R. : Le Président de la République et le gouvernement se sont exprimés à plusieurs reprises en faveur d'une réflexion avec nos principaux partenaires européens sur le rôle des armes nucléaires dans la politique de défense et de sécurité commune, inscrite comme perspective dans le traité de Maastricht. Les discussions poursuivies depuis 1992 avec le Royaume-Uni nous ont permis de constater la quasi-identité de nos doctrines de dissuasion et le dernier sommet franco-britannique a été l'occasion pour nos deux pays de proclamer pour la première fois la communauté de nos intérêts vitaux. Je souhaite que ce nouvel élan dans la coopération stratégique entre la France et le Royaume-Uni marque le début d'une réflexion commune avec l'ensemble de nos partenaires, en particulier avec l'Allemagne. Nos partenaires doivent pour leur part mesurer pleinement l'atout que représente pour leur sécurité l'existence de deux puissances nucléaires en Europe.
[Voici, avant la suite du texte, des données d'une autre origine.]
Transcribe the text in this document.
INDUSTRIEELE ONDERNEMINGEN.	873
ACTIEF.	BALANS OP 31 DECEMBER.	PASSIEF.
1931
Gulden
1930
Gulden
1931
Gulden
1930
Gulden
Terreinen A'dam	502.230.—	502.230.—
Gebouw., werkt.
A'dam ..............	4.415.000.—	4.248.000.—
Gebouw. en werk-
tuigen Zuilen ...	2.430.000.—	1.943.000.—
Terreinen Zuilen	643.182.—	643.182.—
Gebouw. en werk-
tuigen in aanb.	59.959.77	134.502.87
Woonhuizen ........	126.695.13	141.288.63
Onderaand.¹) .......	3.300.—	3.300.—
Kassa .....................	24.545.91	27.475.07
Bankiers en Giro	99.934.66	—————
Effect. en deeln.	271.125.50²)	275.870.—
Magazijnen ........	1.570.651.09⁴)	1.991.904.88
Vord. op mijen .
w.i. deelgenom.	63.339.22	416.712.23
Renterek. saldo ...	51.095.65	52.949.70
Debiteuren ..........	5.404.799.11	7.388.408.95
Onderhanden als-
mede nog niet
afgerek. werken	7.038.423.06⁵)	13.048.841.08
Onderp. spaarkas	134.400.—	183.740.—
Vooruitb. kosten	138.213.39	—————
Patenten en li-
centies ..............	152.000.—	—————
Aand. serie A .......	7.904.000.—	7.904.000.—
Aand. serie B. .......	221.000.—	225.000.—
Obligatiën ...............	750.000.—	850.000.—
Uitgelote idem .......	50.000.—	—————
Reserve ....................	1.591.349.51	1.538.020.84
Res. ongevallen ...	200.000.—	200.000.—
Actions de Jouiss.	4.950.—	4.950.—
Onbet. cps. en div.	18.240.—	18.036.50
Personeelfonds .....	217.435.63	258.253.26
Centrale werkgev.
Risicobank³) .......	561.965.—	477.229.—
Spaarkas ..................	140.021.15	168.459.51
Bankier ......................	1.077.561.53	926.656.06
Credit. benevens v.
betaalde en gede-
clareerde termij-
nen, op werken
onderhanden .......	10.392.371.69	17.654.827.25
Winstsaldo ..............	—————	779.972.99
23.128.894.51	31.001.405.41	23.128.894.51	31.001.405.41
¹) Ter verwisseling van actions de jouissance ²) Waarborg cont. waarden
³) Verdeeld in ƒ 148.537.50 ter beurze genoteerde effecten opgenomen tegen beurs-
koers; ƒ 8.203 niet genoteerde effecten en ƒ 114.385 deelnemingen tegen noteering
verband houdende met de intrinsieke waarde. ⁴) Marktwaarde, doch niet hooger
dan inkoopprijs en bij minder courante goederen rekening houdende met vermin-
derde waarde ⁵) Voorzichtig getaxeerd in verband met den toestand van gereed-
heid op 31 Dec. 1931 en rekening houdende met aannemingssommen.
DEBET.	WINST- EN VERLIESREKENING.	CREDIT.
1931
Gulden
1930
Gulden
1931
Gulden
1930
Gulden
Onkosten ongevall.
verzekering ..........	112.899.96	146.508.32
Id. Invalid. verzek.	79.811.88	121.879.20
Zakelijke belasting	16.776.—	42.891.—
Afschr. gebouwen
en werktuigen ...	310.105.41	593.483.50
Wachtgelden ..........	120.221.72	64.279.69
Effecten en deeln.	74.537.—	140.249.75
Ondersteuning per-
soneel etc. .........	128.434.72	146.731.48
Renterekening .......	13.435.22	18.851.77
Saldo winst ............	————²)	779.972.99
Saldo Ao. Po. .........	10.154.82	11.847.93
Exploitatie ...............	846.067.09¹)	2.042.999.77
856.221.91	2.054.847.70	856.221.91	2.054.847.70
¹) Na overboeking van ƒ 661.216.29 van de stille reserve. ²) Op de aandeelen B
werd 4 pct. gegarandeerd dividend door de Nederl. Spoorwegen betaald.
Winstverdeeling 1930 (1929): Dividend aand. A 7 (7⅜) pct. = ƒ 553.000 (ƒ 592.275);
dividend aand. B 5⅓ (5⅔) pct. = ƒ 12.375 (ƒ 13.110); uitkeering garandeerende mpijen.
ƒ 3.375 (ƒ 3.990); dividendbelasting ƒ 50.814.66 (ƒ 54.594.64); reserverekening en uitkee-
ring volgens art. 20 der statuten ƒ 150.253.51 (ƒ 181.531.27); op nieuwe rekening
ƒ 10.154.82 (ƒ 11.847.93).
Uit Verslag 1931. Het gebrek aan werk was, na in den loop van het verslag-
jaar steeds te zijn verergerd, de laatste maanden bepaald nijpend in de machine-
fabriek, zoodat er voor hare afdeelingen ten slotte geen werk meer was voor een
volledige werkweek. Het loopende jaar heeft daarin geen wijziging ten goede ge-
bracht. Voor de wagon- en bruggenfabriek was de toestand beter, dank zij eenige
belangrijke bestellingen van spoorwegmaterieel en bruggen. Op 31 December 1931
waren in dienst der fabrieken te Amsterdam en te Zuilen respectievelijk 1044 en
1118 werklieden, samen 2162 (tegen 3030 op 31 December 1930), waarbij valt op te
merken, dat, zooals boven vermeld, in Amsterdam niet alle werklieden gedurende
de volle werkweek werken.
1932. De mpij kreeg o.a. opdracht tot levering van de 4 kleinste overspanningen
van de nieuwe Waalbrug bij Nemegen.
Renseignement spatial (HELIOS I, SPOT)

Q. : N'est-il pas urgent d'ouvrir à l'échelle de l'Union européenne un chantier prioritaire auxquels de très importants moyens seraient affectés, afin de progresser dans le domaine du renseignement spatial ?

R. : La France a conçu et réalisé SPOT. Elle a su remarquablement valoriser ce merveilleux outil par l'intermédiaire de SPOT image. Ce savoir-faire nous a permis, en coopération avec l'Italie et l'Espagne, de concevoir, développer, réaliser et lancer avec succès un satellite d'observation militaire, HELIOS I. L'extrême qualité des premières images obtenues me rend très optimiste sur les services qu'il pourra rendre à nos trois pays et au-delà à l'UEO. Le renseignement est l'un des axes d'effort prioritaires que nous devons marquer en tout état de cause. Des capacités spatiales d'observation indépendantes sont indispensables si l'Europe veut avancer sur la voie d'une défense commune.